Heir to a Dorset estate, who became a highwayman, poet, playwright, lawyer and a physician.
John Clavel was born in 1603 and was the nephew and heir-at-law of a Dorset knight-banneret, Sir William Clavel, who lived in the Manor of Smed-more. When Clavel the younger got into debt, he decided the easiest way out of it was to become a highwayman. So he took to the road and committed many robberies – the first of which was at Gads Hill – using in each case a different disguise and while he held up many a traveller, his speciality was in robbing mail coaches. Besides his disguises he paid good money to many innkeepers who hid and protected him from the authorities.

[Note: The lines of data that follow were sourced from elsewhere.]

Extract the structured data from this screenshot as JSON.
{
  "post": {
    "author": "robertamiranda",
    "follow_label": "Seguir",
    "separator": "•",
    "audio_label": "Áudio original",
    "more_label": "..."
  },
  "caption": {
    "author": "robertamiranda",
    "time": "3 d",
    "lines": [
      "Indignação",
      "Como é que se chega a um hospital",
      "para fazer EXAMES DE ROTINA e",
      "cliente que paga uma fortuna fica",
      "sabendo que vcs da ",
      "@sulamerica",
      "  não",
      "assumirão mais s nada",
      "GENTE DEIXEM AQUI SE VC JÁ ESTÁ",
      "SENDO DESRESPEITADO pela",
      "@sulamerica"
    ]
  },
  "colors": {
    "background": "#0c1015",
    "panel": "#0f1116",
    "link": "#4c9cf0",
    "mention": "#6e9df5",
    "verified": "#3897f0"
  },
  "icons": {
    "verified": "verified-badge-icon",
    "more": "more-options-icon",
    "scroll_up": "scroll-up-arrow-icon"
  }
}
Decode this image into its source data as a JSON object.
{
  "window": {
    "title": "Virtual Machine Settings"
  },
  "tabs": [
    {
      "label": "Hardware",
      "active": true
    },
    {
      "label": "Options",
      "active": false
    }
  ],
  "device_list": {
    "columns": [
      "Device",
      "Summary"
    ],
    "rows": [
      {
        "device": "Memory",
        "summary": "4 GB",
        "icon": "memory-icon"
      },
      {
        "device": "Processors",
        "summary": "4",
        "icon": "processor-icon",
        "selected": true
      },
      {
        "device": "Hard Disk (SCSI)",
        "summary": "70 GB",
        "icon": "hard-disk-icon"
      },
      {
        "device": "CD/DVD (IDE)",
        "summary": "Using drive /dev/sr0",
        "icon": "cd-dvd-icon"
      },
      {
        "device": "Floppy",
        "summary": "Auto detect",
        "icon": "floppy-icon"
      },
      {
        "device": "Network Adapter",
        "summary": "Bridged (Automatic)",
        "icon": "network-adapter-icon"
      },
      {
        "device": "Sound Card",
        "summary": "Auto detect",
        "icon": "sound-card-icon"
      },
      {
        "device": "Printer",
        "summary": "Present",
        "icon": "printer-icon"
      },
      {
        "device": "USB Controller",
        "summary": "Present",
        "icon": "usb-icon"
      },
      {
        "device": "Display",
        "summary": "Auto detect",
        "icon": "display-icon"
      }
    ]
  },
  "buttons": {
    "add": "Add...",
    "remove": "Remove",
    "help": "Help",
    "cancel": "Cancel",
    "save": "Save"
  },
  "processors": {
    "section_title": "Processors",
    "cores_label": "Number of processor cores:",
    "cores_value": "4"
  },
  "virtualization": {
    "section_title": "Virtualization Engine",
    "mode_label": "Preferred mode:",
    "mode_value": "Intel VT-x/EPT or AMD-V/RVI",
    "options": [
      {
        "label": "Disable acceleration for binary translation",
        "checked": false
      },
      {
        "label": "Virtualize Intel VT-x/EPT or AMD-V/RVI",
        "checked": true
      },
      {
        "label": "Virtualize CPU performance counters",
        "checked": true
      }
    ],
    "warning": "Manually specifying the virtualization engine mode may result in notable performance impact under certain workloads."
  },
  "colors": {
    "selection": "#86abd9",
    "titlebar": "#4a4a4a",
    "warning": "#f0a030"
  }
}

However, despite his precautions, he was eventually recognised, arrested and sentenced to be hanged in 1626. While imprisoned he made a poetic and rather flattering appeal to the king, which save him from the hangman. But while he had escaped the rope he was still sentenced to imprisonment and since no long term prisons existed at that time, he was committed the Kings Bench Debtors Prison. While incarcerated there he wrote a treatise entitled, "Recantation of an Ill-led Life" subtitled, "A Discovery of the Highway Law". A sort of autobiography, much of it written in verse, which besides giving some account of the life of a highwayman, also detailed the recognition and means of avoiding highway robbery. The treatise seems to have had some success since it was reprinted twice and was effective in gaining him a pardon from the king.
After his release Clavel next wrote a play about financial trickery which was performed on stage and then in 1631 was sent by his uncle to Dublin to act in a property dispute and later on became a lawyer and a physician in Ireland. Towards the end of the 1630s he returned to London and was believed to have died in either 1642 or 1643.
So ended the life of a highwayman, poet, playwright, lawyer and physician.